Algumas palavras sobre dinheiro. Chegando em Lulea recebi um montante para pagar moradia alimentação e transporte. Como eu almoçava na universidade, com um tipo de vale-refeição, a quantia foi suficiente. As contas do Brasil continuaram, é lógico – IPTU, condomínio, luz, etc. Para isso eu havia deixado uma reserva. Tudo computado, inclusive a passagem da Regina, que já estava paga, o déficit foi grande. Não sei se e quando vamos ser resarcidos pelas companhias aéreas, pois há seis milhões de pessoas na mesma situação.
Espero ter dado uma idéia da dificuldade em adjetivar a viagem.

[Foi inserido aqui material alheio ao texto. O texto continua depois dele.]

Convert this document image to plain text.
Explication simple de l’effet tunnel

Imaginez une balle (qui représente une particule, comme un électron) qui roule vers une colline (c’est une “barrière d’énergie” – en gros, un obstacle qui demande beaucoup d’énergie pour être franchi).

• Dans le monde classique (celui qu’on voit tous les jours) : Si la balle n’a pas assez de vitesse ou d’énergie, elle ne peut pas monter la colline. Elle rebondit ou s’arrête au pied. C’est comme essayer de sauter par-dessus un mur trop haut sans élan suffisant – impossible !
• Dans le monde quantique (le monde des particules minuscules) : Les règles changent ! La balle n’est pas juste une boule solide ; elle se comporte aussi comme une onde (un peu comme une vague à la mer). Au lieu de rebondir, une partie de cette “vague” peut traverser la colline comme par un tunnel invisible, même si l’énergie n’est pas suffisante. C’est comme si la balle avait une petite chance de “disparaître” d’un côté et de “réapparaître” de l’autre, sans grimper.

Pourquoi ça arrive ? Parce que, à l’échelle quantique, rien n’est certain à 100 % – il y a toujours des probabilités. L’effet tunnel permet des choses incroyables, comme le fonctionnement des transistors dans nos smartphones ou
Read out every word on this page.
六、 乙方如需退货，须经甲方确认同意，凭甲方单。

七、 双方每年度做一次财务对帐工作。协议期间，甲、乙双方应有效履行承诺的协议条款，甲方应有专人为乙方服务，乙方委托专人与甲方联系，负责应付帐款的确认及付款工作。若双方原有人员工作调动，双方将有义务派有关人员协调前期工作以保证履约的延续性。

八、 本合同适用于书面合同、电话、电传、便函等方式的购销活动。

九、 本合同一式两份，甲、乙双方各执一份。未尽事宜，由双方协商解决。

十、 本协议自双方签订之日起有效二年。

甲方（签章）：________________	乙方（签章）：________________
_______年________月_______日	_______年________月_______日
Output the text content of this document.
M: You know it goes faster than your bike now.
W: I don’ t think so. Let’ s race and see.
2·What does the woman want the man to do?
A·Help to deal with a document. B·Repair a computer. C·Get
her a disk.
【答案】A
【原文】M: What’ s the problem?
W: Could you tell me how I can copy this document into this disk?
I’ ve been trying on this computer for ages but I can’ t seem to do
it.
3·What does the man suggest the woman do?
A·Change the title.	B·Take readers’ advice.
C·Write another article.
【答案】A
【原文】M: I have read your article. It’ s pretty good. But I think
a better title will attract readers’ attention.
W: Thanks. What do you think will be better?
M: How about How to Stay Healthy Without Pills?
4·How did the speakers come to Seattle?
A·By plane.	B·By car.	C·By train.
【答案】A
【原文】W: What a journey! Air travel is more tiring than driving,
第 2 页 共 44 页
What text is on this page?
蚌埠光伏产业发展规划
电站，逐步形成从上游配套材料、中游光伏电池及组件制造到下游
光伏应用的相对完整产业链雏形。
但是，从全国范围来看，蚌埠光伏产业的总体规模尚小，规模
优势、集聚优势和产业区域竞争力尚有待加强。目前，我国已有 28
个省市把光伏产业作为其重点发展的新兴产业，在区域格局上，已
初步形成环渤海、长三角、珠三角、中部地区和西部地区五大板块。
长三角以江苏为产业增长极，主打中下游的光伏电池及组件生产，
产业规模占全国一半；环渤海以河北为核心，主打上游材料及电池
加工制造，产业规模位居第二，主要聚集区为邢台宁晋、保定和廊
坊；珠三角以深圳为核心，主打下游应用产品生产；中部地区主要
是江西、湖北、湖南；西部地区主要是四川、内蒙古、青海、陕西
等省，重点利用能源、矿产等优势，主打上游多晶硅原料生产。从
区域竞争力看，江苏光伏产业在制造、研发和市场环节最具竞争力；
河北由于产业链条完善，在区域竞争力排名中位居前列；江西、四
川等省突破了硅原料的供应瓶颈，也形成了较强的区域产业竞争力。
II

Foi “legal”? Interessante? Forte? Boa? Prazerosa? Não há uma classificação fácil. Não é simples.
Interessante e forte são palavras razoáveis para a descrição. Já “tudo bem” ou “legal” não sevem. Prazerosa? Certos momentos. Voltaria a Lulea por alguns dias, para visitar os amigos que fiz. Entusiasmante? Com certeza não. Significativa sim, mas a palavra tem tantos significados! Valeu a pena.